Coin Tossing

This is an example that everyone has seen at some point in their studies. Let us take a formal view on it. If we toss a coin $k$ times, we represent an outcome by a string $s \in \{0,1\}^k$ where $s_i = 1$ means that the $i$ -th coin toss turns up head.

Define $\Omega_n = \{0,1\}^n$ (so we have $|\Omega_n| = 2^n$ ). For $s \in \Omega_n$ , define $k(s) = \sum_i s_i$ (so this counts the number of heads occurring in $s$ ). For $p \in (0,1)$ , define the function $f_p: \Omega_n \rightarrow {\mathbb R}$ by

$f_p(s) = p^{k(s)} (1-p)^{n - k(s)}$

Theorem 37

$(\Omega_n, f_p)$ defines a probability space.

Let us show this kind of proof once 🙂 (after this, it is your own exercise).

Proof:

We just need to show that $\sum_s f_p(s) = 1$ . This can be done by induction on $n$ . The base case when $n=1$ is obvious (i.e., $(1-p) + p=1$ ). Now assume that it is true that $(\Omega_n, f_p)$ is a probability space. Consider $(\Omega_{n+1}, f_p)$ , and we want to prove that $\sum_{s \in \Omega_{n+1}} f_p(s) = 1$ . We break the strings in $\Omega_{n+1}$ into two sets $Z$ and $O$ containing those strings where the last bit is zero and one respectively. Therefore,

$\sum_{s\in \Omega_{n+1}} f_p(s) = \sum_{s \in Z} f_p(s) + \sum_{s \in O}f_p(s)$

We will see that the first sum is $(1-p)$ and the second is $p$ , which would imply our claim. For $s \in Z$ , if we write $s = t 0$ (the last bit is zero), we have $f_p(s) = p^{k(s)} (1-p)^{n+1- k(s)} = f_p(t)(1-p)$ . Therefore, the sum $\sum_{s \in Z} f_p(s) = (1-p) \cdot (\sum_{t \in \Omega_n} f_p(t)) = (1-p)$ (using the induction hypothesis). The second equality is left as an exercise.

Exercise 85

Finish the previous proof, that is, prove that $\sum_{s \in O}f_p(s) = p$ in the induction step.

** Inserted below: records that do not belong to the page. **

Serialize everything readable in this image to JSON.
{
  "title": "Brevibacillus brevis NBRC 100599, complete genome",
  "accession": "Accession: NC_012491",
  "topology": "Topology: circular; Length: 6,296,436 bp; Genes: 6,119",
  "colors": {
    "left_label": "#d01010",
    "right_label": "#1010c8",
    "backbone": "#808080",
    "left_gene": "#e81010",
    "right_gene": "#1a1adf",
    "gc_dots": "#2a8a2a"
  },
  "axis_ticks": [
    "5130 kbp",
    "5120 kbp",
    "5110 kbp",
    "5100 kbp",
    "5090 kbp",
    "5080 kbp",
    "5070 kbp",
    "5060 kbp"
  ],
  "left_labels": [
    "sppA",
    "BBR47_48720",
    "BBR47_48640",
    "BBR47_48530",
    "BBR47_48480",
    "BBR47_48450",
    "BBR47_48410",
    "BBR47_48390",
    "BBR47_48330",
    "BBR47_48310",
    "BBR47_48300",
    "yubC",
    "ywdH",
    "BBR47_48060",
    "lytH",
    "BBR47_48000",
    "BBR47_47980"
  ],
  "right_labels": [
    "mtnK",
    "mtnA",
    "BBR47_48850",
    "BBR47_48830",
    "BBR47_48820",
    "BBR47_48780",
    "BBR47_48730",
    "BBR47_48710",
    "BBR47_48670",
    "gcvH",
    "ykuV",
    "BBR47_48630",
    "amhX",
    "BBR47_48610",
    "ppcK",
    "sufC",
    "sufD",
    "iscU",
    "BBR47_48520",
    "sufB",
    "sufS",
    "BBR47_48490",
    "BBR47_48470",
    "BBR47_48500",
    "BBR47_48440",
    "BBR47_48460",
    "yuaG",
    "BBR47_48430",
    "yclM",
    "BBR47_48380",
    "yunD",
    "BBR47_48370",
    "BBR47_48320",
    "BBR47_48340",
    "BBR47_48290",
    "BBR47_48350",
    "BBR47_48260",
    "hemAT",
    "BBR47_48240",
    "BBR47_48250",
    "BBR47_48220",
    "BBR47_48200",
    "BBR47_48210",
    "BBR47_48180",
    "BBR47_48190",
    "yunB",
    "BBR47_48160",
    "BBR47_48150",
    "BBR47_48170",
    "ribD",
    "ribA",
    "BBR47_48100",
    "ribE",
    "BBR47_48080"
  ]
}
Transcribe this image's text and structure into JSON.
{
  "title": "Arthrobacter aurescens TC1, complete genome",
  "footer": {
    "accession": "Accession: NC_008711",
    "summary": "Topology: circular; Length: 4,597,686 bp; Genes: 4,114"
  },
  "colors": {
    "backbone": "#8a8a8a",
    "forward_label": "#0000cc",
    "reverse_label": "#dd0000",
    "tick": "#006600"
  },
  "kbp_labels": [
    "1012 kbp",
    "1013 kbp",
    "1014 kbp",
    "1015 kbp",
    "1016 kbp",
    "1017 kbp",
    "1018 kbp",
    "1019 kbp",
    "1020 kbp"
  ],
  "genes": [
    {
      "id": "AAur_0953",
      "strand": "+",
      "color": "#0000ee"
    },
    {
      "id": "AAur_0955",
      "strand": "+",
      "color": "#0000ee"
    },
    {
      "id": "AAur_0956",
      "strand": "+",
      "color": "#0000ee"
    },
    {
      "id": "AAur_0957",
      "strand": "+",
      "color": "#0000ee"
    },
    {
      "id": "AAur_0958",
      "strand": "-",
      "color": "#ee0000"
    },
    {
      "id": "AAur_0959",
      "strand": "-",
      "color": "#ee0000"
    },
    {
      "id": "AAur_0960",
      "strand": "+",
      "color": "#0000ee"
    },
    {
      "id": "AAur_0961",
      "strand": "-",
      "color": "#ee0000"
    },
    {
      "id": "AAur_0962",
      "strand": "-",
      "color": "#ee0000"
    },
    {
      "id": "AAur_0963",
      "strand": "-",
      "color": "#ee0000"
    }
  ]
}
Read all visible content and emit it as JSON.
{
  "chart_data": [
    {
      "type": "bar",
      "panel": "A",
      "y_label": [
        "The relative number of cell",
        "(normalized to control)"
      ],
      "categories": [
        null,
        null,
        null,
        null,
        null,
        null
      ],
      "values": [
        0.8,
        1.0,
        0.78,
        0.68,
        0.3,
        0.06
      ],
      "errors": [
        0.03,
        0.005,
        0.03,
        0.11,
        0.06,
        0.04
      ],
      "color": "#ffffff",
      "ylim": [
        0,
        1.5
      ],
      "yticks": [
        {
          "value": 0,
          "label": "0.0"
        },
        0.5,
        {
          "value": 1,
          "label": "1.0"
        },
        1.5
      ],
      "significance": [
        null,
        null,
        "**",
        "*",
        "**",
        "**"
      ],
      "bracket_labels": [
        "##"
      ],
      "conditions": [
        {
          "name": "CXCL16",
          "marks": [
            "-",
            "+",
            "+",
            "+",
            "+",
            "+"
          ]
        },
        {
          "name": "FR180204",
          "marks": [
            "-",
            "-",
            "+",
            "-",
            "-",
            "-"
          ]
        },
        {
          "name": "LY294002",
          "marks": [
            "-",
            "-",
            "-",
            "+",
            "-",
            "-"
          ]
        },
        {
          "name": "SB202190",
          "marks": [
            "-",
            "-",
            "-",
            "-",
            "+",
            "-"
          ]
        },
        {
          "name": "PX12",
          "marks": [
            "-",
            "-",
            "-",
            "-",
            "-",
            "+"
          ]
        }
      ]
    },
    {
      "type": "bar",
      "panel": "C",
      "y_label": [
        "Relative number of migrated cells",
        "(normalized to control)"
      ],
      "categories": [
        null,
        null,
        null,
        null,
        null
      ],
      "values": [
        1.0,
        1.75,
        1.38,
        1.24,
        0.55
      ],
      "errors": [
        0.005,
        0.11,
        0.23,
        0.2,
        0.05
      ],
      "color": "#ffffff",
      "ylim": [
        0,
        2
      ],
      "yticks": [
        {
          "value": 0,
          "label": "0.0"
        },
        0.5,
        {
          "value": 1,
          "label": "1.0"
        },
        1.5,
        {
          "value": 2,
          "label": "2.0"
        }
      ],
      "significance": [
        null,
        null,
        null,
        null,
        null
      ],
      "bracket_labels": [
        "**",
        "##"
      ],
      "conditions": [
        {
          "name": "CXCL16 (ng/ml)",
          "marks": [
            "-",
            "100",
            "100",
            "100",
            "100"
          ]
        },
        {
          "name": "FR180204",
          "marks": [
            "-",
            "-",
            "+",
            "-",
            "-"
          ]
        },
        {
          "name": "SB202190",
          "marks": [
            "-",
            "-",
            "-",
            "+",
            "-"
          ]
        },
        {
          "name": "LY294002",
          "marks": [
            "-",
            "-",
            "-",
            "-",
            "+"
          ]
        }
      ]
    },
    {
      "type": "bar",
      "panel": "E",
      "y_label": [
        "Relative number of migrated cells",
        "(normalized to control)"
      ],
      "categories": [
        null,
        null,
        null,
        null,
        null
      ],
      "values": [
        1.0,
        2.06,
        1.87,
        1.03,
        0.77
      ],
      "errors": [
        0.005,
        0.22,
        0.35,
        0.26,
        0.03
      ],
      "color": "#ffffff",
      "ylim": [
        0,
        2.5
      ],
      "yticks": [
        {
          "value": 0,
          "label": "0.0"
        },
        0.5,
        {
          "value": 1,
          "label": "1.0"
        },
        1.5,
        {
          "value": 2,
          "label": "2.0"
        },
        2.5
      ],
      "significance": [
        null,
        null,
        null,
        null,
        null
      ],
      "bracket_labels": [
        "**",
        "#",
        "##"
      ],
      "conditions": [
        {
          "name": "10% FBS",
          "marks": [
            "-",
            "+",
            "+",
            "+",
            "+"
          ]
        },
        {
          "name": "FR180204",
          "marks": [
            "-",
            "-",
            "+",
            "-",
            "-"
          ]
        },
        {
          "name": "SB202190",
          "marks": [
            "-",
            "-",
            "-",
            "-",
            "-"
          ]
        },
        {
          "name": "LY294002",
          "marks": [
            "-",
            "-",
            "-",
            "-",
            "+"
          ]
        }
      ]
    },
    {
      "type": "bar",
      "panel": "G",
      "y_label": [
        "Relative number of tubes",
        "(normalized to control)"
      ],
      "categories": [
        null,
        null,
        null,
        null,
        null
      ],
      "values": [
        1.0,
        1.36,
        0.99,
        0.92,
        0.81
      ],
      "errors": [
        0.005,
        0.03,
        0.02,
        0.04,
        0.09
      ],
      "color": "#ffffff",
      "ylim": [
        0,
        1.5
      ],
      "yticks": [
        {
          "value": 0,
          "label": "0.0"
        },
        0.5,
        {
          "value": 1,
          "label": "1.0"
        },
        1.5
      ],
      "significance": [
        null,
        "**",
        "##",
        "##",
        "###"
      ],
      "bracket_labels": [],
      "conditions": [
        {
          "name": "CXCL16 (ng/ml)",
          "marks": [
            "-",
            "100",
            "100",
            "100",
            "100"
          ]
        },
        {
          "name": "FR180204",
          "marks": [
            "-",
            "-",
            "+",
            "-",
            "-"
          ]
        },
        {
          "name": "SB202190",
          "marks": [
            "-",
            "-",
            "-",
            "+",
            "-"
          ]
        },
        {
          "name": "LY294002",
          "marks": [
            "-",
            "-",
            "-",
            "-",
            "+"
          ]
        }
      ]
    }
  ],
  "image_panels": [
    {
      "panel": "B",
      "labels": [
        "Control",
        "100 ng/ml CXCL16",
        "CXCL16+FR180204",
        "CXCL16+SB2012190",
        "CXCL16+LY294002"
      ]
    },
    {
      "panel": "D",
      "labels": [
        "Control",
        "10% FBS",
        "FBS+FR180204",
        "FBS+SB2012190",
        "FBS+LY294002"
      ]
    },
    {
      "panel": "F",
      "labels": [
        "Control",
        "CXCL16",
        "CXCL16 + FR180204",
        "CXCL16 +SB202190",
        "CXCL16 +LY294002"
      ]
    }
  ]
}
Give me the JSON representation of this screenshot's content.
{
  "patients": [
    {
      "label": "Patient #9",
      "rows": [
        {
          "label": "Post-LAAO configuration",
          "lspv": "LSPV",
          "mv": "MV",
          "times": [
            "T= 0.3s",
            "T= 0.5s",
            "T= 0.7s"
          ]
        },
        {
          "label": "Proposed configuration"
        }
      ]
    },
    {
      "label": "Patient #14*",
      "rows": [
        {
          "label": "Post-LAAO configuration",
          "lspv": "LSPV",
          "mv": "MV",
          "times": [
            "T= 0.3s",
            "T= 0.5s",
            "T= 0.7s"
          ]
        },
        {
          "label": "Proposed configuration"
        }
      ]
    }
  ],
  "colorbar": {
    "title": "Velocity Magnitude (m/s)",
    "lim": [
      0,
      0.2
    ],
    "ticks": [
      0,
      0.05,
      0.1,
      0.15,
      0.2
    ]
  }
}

Notice that when $p = 1/2$ , this is a uniform distribution. Let us see some examples of events in this probability space.

Consider the event $A$ of getting the same results in $n$ coin tosses. So $A = \{0^n, 1^n\}$ and the probability is $f_p(A) = p^n + (1-p)^n$ . (obtained by summing the probabilties of atomic events).
Now the event $B$ consists of the outcomes that have exactly two heads, i.e., $B= \{s: k(s) = 2\}$ . Each $s$ occurs with probability $p^2 (1-p)^{n-2}$ , so we have $f_p(B) = {n \choose 2} p^2 (1-p)^{n-2}$ .
We can further define $C_r$ to consist of outcomes with exactly $r$ heads, so this partitions $\Omega_n$ into $\bigcup_r C_r$ , where the probability of event $C_r$ is ${n \choose r} p^r (1-p)^{n-r}$ .

Now let us discuss a bit how our intuition about probabilities fits into the picture here. For instance, if we want to calculate the probability that the first and second coin tosses are the same, we would immediately focus on just two tosses and say that this is $p\cdot p + (1-p)\cdot (1-p)$ (we use the fact that the first and second tosses are independent, which we haven't defined here yet).

In the exercises below, you will be asked to do these calculations using only the definitions we have seen so far, i.e., you can only use the fact that the probability of an event is the sum of its atomic events.

Exercise 86

Calculate the following probabilities:

View a string as $s = s_1 s_2 \cdots s_n \in \Omega_n$ . Prove that ${\mathbb P}[s_i =1] = p$ .
Let $i \neq j$ .
- Prove that ${\mathbb P}[s_i = 1 \land s_j = 1] = p^2$ .
- Prove that ${\mathbb P}[s_i = s_j] = p^2 + (1-p)^2$ .

The following is a bit more difficult.

Exercise 87

Consider the case when $p=1/2$ . What is the probability that the number of heads is even?

Hint: You may benefit from the binomial theorem.